Ending of the year presents us with the opportunity to look back and reflect the past year. Fortunately, if you happen to be in Facebook, they provide the review for you in their "yearly review"-app. Based on your status updates of your year, the app puts them together and presents your year to you. Then you can share it. To be extra kind Facebook also pre filled the text on the status update.
In many ways, one could consider this as a nice gesture and piece of software from Facebook. Now we don’t have to do the hard work at reflecting back our year. No need to think and decide the important points. In a true style of the Silicon Valley solutionism the problem is solved. - Of course, I know I do not have to share the presentation if I don’t want to, but it is popping in my feed time and time again and every time I get shivers down my spine from this.
Why?
Well, first it reminds me of how much this big corporation knows about me, or think it knows. And the information served to us in the form of yearly review is just a fraction of data Facebook collects about us. (and sells to their advertisers.) This yearly presentation just shows us a little glimpse of the algorithms working in the background. Churning away quietly, patiently collecting all the little bits and pieces we pour into it.
It is not that algorithms are bad in some way; they are essentially just pieces of code, instructions to do predefined task. But the way and cases we use them trouble me.

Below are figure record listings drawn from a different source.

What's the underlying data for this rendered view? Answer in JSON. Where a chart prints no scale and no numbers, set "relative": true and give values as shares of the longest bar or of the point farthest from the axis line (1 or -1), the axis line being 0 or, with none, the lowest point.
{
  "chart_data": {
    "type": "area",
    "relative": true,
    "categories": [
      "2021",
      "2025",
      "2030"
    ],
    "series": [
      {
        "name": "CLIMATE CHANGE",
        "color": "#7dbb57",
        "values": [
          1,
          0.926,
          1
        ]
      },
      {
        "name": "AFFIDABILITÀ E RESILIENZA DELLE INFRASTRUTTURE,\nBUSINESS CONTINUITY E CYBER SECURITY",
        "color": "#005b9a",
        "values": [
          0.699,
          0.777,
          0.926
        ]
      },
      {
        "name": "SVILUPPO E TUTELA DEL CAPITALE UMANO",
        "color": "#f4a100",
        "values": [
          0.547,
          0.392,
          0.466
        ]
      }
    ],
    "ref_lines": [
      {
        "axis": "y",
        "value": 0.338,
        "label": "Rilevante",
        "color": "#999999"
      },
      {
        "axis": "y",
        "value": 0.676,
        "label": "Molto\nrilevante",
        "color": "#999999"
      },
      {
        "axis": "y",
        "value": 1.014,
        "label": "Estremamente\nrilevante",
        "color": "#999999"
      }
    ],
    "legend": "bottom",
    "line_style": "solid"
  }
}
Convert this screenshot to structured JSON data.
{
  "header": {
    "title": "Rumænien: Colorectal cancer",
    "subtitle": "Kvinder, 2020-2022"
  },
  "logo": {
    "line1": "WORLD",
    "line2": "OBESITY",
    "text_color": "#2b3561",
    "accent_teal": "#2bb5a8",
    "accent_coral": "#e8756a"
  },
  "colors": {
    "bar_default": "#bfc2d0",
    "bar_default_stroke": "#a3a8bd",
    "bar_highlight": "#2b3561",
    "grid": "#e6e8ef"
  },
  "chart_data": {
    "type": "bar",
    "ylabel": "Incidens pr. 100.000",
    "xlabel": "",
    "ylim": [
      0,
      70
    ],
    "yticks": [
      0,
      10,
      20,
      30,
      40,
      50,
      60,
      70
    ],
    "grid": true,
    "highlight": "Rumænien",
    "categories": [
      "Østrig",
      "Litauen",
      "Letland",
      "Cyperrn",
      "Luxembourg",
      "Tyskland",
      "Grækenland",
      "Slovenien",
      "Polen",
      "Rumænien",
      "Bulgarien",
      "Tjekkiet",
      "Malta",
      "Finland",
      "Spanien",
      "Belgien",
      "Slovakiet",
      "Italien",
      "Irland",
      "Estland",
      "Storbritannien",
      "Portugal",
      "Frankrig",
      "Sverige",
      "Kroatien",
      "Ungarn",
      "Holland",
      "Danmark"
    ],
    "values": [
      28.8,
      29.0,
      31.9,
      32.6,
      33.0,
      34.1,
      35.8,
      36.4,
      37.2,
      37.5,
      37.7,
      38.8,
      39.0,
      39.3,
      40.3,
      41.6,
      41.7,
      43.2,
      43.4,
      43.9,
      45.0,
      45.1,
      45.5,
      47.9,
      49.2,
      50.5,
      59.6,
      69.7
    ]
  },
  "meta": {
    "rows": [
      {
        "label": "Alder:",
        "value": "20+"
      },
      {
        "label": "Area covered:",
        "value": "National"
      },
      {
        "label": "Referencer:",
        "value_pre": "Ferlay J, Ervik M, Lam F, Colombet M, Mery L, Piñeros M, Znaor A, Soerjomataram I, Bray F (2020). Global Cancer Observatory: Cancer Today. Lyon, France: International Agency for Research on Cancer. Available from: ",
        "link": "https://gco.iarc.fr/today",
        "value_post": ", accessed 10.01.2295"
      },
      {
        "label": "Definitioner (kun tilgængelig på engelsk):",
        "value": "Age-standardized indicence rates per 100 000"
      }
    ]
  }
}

Why isn’t there more open algorithms aimed to enhance commonwealth and wellbeing? This video by Harlo Holmes for example, is just a tiny peek on what we could achieve with algorithms, when put on to good use. Why is it that the most sophisticated algortihms are used to gather information about us, categorising us like a herd and then selling this information to advertisers? You can be single, married, divorced, male, female, white, gay, in your mid twenties, etc. You might also be profiled to like a certain genre of clothing, music, movies. You are most active with these friends, and then your friend's data is compared to yours etc.... All this to collect a profile of the way you act, what makes you happy -how to deliver an advertisement that speaks to you. For your benefit, naturally. Another technological solution to a problem that doesn’t need solving: how to deliver ads so that they are effective and not annoying. (IMHO: all ads are annoying by their nature. )
There are naturally many more uses for algorithms; Christopher Steiner has a nice review of algorithms in his book: Automate this: How Algorithms came to rule our world.